Naza Group has benefited from affirmative action policies put in place by the government through its New Economic Policy. With the support from the government, Naza now employs about 4,000 people directly, and double that figure indirectly through vendors. In terms of manpower management, our academy in Gurun, Kedah, trains staff in technical and management courses. We have been improving corporate governance to ensure transparency. Key performance indicators have been set so we can measure and improve our performance in all areas.
In the course of expanding over the years, we have come in contact with several auto makers from Europe, North America and South Korea. We've learnt from the best practices of our principals, applying these to the Malaysian market successfully and they are now encouraging us to enter into markets which are underserved. It's encouraging to look back and see how we've progressed from being an auto trader to the franchisee of several brands, to a manufacturer and exporter.
More than 35,000 lives are directly affected by what we do. We contribute to consumer spending, business investment in the country and the automotive trade balance through exports. All these are factors which affect the country's gross domestic product. We can't run away from the fact that people have abused the system, but it would not be accurate to say that the system failed in the case of legitimate businesses which resulted in job creation, domestic business investment and exports.
It is true that lower car prices would increase the disposable incomes of car owners and lower their debts. Higher disposable incomes would increase private consumption, which in turn would boost the gross domestic product.
Unfortunately, one key point that seems to be missing in the debate is the effects an immediate, outright removal of car taxes would have on resale values.
Here's an example: consumer A purchases a car for RM80,000 with 90 per cent (RM72,000) of the payment made through a hire purchase loan. A month later, taxes on all cars are reduced and that same car is now priced at RM50,000. As a result, the resale value of the car has plummeted but the amount owed to the bank remains the same. As such, should A decide to sell his car and buy a new car, he would still have to fork out an extra RM22,000 to pay off his debt. He would most likely put off selling his car.

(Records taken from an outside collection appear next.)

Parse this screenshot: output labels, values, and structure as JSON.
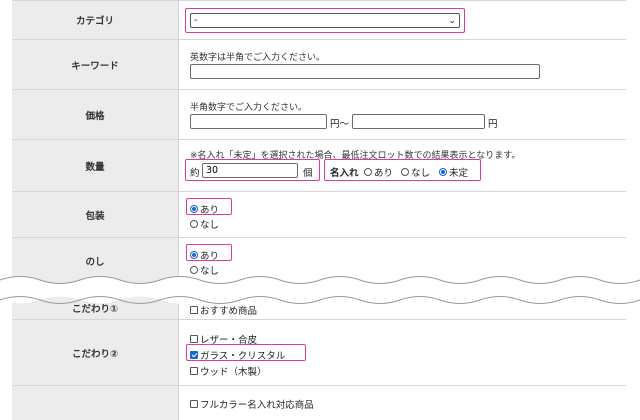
{
  "category": {
    "label": "カテゴリ",
    "selected": "-"
  },
  "keyword": {
    "label": "キーワード",
    "hint": "英数字は半角でご入力ください。",
    "value": ""
  },
  "price": {
    "label": "価格",
    "hint": "半角数字でご入力ください。",
    "from_value": "",
    "from_unit": "円～",
    "to_value": "",
    "to_unit": "円"
  },
  "quantity": {
    "label": "数量",
    "note": "※名入れ「未定」を選択された場合、最低注文ロット数での結果表示となります。",
    "prefix": "約",
    "value": "30",
    "unit": "個",
    "naire_label": "名入れ",
    "options": [
      {
        "label": "あり"
      },
      {
        "label": "なし"
      },
      {
        "label": "未定"
      }
    ]
  },
  "wrapping": {
    "label": "包装",
    "options": [
      {
        "label": "あり"
      },
      {
        "label": "なし"
      }
    ]
  },
  "noshi": {
    "label": "のし",
    "options": [
      {
        "label": "あり"
      },
      {
        "label": "なし"
      }
    ]
  },
  "kodawari1": {
    "label": "こだわり①",
    "option": "おすすめ商品"
  },
  "kodawari2": {
    "label": "こだわり②",
    "options": [
      {
        "label": "レザー・合皮"
      },
      {
        "label": "ガラス・クリスタル"
      },
      {
        "label": "ウッド（木製）"
      }
    ]
  },
  "kodawari3": {
    "option": "フルカラー名入れ対応商品"
  },
  "colors": {
    "highlight": "#e23a9a",
    "label_bg": "#ececec",
    "accent": "#1a66d2"
  }
}
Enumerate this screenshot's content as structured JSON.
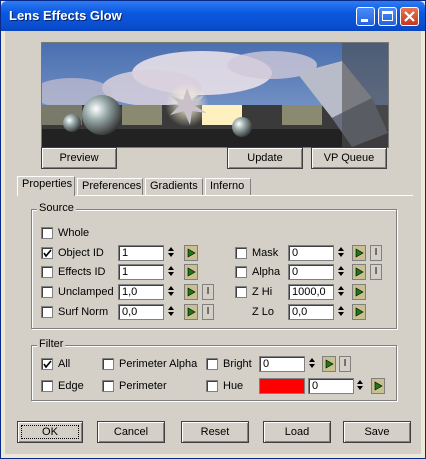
{
  "window": {
    "title": "Lens Effects Glow"
  },
  "title_buttons": {
    "minimize_icon": "minimize-icon",
    "maximize_icon": "maximize-icon",
    "close_icon": "close-icon"
  },
  "preview_buttons": {
    "preview": "Preview",
    "update": "Update",
    "vp_queue": "VP Queue"
  },
  "tabs": [
    {
      "label": "Properties",
      "active": true
    },
    {
      "label": "Preferences",
      "active": false
    },
    {
      "label": "Gradients",
      "active": false
    },
    {
      "label": "Inferno",
      "active": false
    }
  ],
  "source": {
    "group_label": "Source",
    "whole": {
      "label": "Whole",
      "checked": false
    },
    "object_id": {
      "label": "Object ID",
      "checked": true,
      "value": "1"
    },
    "effects_id": {
      "label": "Effects ID",
      "checked": false,
      "value": "1"
    },
    "unclamped": {
      "label": "Unclamped",
      "checked": false,
      "value": "1,0",
      "i_label": "I"
    },
    "surf_norm": {
      "label": "Surf Norm",
      "checked": false,
      "value": "0,0",
      "i_label": "I"
    },
    "mask": {
      "label": "Mask",
      "checked": false,
      "value": "0",
      "i_label": "I"
    },
    "alpha": {
      "label": "Alpha",
      "checked": false,
      "value": "0",
      "i_label": "I"
    },
    "z_hi": {
      "label": "Z Hi",
      "checked": false,
      "value": "1000,0"
    },
    "z_lo": {
      "label": "Z Lo",
      "value": "0,0"
    }
  },
  "filter": {
    "group_label": "Filter",
    "all": {
      "label": "All",
      "checked": true
    },
    "edge": {
      "label": "Edge",
      "checked": false
    },
    "perimeter_alpha": {
      "label": "Perimeter Alpha",
      "checked": false
    },
    "perimeter": {
      "label": "Perimeter",
      "checked": false
    },
    "bright": {
      "label": "Bright",
      "checked": false,
      "value": "0",
      "i_label": "I"
    },
    "hue": {
      "label": "Hue",
      "checked": false,
      "value": "0",
      "swatch_color": "#ff0000"
    }
  },
  "bottom_buttons": {
    "ok": "OK",
    "cancel": "Cancel",
    "reset": "Reset",
    "load": "Load",
    "save": "Save"
  },
  "colors": {
    "title_bar": "#0a58e0",
    "dialog_bg": "#d4d0c8",
    "play_button": "#c8c090"
  }
}
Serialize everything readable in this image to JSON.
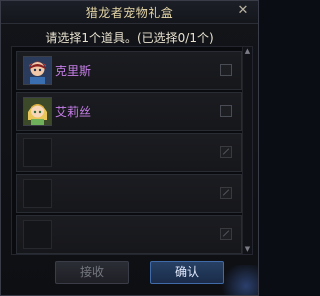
{
  "dialog": {
    "title": "猎龙者宠物礼盒",
    "prompt": "请选择1个道具。(已选择0/1个)"
  },
  "items": [
    {
      "name": "克里斯",
      "avatar_icon": "character-avatar-icon"
    },
    {
      "name": "艾莉丝",
      "avatar_icon": "character-avatar-icon"
    },
    {
      "name": ""
    },
    {
      "name": ""
    },
    {
      "name": ""
    }
  ],
  "buttons": {
    "receive": "接收",
    "confirm": "确认"
  },
  "colors": {
    "title": "#e6d7a8",
    "item_name": "#c77fe8",
    "confirm_bg": "#274064"
  }
}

This scenario transpired the last time car taxes were reduced in 2006. As a consequence of the lower taxes, the used car market tanked and brought down the sale of new vehicles. The TIV in 2006 fell 11 per cent to 490,768 units. In 2007, it contracted by a further 0.7 per cent to 487,176 units.
It took two years for the market to correct itself. It is important to note that this was the effect of a minor reduction in car taxes. Imagine what the effects would be if there is an immediate, outright removal of car taxes.
Many say that the biggest losers in 2006 and 2007 were the automotive companies but I believe the real losers were the consumers, many of whom inevitably had to come up with extra cash to pay off their loans to sell their cars. Ultimately, while a debate on reducing car taxes is much welcomed, there are a lot of questions that need to be addressed and the consequences of such measures must be taken into consideration so as not to hurt Malaysian consumers.